I’m finding them a tough and sharp bunch, not knowledgeable, but wary. They ask a lot of questions, and they expect answers that make sense. Challenging clients. I’m glad I know what I’m talking about, because I’m thinking they’d figure out if I didn’t in roughly a heartbeat.
This, by the way, is one of the delights of practicing law: I get to meet and work for all sorts of interesting people. I’m liking this new bunch of clients very much.
__________
Scott, the rich will always get second chances. Somehow or other. I think our best bet is to provide that level of support more widely.
I grew up poor and white, as did my fiance. We are both the first in our families to go to college. While we have experienced classism, it is not anything like experiencing both classism and racism. I can’t imagine how much tougher it would be to rise above both. Keep in mind that I live in a state that is 94% white. Many people here openly admit to being bigots.
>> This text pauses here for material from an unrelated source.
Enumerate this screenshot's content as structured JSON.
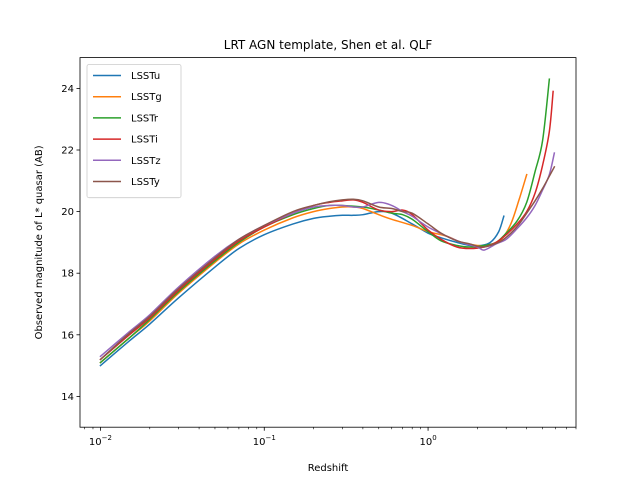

I don’t know what it’s like to be black. I don’t see why other whites here think they do. How can you say that poor whites and blacks are equally discriminated against? Do you really think racism does not exist?
I’m with drumgirl. Class matters, but race matters alot too. My example:
I have an adopted brother who is 11 years my jr and african american. I am white. While I cant control for all the factors there, i can say that we have had some of the same problems in school, but I got a lot more chances there than he does. Smart, bored kid talks to much? I was chatty, he’s disruptive. Willful confident kid doesnt listen to directions and does what s/he pleases instead? I was a leader, helpful or at worst, bossy. He has a problem with authority.
When my math scores dipped in 4th grade, there was obviously a “problem” and “something wrong” that requries fixing, because my verbal scores were in the 99th percentile. My brother does that well in math, but its just accepted by teachers when his writing skills drop off before middle school, because his good math scores are the anomoly.
We have the same rich white parents, who are actually richer these days. So I dont think class and/or economic issues are the only important ones.